NCAM was formed in 1999 and includes NASA, NASA’s Michoud Assembly Facility in New Orleans, the state of Louisiana and the University of New Orleans. This new agreement will expand the NCAM partnership to include Louisiana State University in Baton Rouge, which has engineering and research capabilities that can assist NCAM in fulfilling the nation’s aerospace technology needs.

About 400 of the 2,600 employees at the multi-use, multi-tenant Michoud facility are associated with and benefit from NCAM. The partners strive to improve U.S. competitiveness in aerospace and commercial markets, and enable transfer of technology to industry partners and educational institutions within the partnership and across the nation. NCAM also has a strong education role, sponsoring a consortium of Louisiana research universities developing advanced materials and manufacturing technologies key to the production of aerospace hardware and structures.

“Advanced manufacturing is a matter of fundamental importance to the economic strength and national security of the United States,” NASA Administrator Charles Bolden said. “The President’s manufacturing initiative is helping us forge partnerships like this that are closing the gap between research and development activities and the deployment of technological innovations in domestic production of goods. And at NASA, whether we’re developing needed technologies for space exploration or advancing the nation’s aeronautics capabilities, great ideas are benefiting our nation, creating jobs and making life better here on Earth.”

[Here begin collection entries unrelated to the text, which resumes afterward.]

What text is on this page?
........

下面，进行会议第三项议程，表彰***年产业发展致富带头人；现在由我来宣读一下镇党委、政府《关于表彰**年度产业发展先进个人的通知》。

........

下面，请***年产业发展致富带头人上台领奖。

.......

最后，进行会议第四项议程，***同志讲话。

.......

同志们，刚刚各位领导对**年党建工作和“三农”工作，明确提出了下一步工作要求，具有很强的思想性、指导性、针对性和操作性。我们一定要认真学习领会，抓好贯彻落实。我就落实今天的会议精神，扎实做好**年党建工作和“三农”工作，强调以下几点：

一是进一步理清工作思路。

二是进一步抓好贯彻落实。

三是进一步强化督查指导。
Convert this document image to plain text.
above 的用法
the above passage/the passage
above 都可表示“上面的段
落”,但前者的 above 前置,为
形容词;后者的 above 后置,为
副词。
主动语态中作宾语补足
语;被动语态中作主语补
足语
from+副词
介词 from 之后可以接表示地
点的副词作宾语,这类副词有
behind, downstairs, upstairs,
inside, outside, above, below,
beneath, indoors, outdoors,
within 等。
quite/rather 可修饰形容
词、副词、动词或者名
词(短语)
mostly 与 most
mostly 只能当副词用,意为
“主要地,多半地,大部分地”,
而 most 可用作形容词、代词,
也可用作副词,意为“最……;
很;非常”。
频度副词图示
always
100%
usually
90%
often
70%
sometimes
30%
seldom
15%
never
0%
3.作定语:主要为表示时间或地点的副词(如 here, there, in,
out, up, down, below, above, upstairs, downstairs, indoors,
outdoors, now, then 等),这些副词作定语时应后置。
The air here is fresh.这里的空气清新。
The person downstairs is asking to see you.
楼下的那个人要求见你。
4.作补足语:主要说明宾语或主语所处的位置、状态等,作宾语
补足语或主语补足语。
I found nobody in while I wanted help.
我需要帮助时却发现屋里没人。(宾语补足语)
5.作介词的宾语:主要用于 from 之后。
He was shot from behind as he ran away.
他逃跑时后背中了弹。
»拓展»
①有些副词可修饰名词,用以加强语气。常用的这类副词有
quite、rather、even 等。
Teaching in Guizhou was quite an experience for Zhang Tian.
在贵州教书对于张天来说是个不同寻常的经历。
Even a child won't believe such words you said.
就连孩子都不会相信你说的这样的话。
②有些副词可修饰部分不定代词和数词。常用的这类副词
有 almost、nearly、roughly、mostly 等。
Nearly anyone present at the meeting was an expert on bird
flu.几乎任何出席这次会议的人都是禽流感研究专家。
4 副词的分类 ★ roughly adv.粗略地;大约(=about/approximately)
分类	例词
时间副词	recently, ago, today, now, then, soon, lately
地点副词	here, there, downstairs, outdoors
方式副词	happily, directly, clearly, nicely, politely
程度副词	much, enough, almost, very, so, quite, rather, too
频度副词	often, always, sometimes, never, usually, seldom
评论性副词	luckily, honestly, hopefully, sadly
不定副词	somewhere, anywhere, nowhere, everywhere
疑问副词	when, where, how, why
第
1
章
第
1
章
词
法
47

NASA and the state of Louisiana enhanced the NCAM partnership beginning in 2004 with a joint investment of more than $62 million to date. Their key goals are to promote growth of Louisiana’s trained aerospace workforce and sustain world-class manufacturing capabilities, such as those at Michoud, where work is under way on elements of NASA’s Space Launch System, the heavy-lift vehicle that will usher in a new era of exploration and discovery beyond Earth orbit.

“This renewed agreement reflects and amplifies NASA’s long commitment to sustaining a strong, technologically trained work force in New Orleans and across Louisiana,” said Marshall Center Associate Director Robin Henderson. “The National Center for Advanced Manufacturing has proven itself vital to NASA’s work at Michoud and to the agency’s overall mission of exploration and discovery.”

Under the newly restructured NCAM agreement, NASA and its academic and industry partners will continue to work jointly on research, development and test activities to meet future space systems needs. New goals for NCAM are intensive new education outreach across the greater New Orleans region through a partnership with the University of New Orleans and expansion of NCAM research and development activities on a national scale.